Friedrich: Wir kennen die Zahl von 300 000 Menschen, die im Zuge des Krieges von Russland ins Ausland gegangen sind. Das umfasst alle, Frauen wie Männer, Wehrpflichtige wie Nicht-Wehrpflichtige. Das zeigt uns aber, dass es viele Tausend gibt, die sich den Rekrutierungen entzogen haben. Aus Belarus wurde uns die Zahl von 20 000 genannt, die aus der Befürchtung, dass Belarus in den Krieg einsteigt, das Land verlassen haben. Was die Ukraine betrifft: Allein Moldawien hat mitgeteilt, dass in den ersten anderthalb Monaten des Krieges 3000 Männer aus der Ukraine dort Schutz gesucht haben.
Russland greift an, die Ukraine verteidigt sich. Wäre es nicht widersinnig, wenn Deutschland einerseits Militärhilfe an die Ukraine liefert, andererseits ukrainische Deserteure vor Verfolgung schützt?

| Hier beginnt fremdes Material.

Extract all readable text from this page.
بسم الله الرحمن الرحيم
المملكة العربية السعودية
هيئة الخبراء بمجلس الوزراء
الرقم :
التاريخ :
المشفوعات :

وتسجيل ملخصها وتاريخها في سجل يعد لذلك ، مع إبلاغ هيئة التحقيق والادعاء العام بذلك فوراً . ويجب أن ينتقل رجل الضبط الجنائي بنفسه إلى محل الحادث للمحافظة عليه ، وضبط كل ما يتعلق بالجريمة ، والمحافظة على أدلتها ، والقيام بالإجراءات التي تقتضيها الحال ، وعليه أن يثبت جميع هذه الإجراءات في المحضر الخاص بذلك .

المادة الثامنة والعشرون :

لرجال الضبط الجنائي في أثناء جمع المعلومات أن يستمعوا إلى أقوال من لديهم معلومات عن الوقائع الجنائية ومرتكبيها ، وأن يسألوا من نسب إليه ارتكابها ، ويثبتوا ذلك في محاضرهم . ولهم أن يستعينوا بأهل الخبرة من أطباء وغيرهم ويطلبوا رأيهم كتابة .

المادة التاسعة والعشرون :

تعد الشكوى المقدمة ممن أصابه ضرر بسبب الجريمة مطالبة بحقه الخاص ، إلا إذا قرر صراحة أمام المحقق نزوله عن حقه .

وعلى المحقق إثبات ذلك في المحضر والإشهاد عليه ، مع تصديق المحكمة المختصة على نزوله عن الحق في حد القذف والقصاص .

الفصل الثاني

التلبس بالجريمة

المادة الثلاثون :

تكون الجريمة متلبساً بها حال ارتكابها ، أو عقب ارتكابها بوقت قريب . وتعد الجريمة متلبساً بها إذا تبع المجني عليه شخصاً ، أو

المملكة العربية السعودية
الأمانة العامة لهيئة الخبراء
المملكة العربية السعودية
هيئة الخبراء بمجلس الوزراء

Fleischmann: Wir sagen: Alle, die den Kriegsdienst verweigern, egal von welcher Seite, sollen Schutz bekommen. Es gibt ein Recht auf Leben, ein Recht auf Selbstbestimmung, ein Recht darauf, nicht mit der Waffe kämpfen zu müssen. Das gilt für alle.
Friedrich: Natürlich hat der Widerstand der Ukraine eine stärkere Legitimation. Er ist auch international legitimiert, im Gegensatz zum Angriffskrieg Russlands. Aber für uns ist zentral: Jeder muss die Chance haben, die Entscheidung zu treffen: Ich will da nicht mitmachen.
Fleischmann: Natürlich darf sich die Ukraine verteidigen. Aber die Frage lautet: Wollen alle dabei mitmachen? Viele wollen ihre Familien nehmen und gehen, können es aber nicht tun, weil dieses Land abgeriegelt ist. Sie müssen das Recht haben zu sagen: Ich will mich selbst und meine Familie schützen und das Land verlassen.
Zur Serie
Die Menschen in der Ukraine brauchen Frieden, aber es herrscht Krieg. Welche Wege können zum Frieden führen? Welche Rolle soll Deutschland dabei spielen?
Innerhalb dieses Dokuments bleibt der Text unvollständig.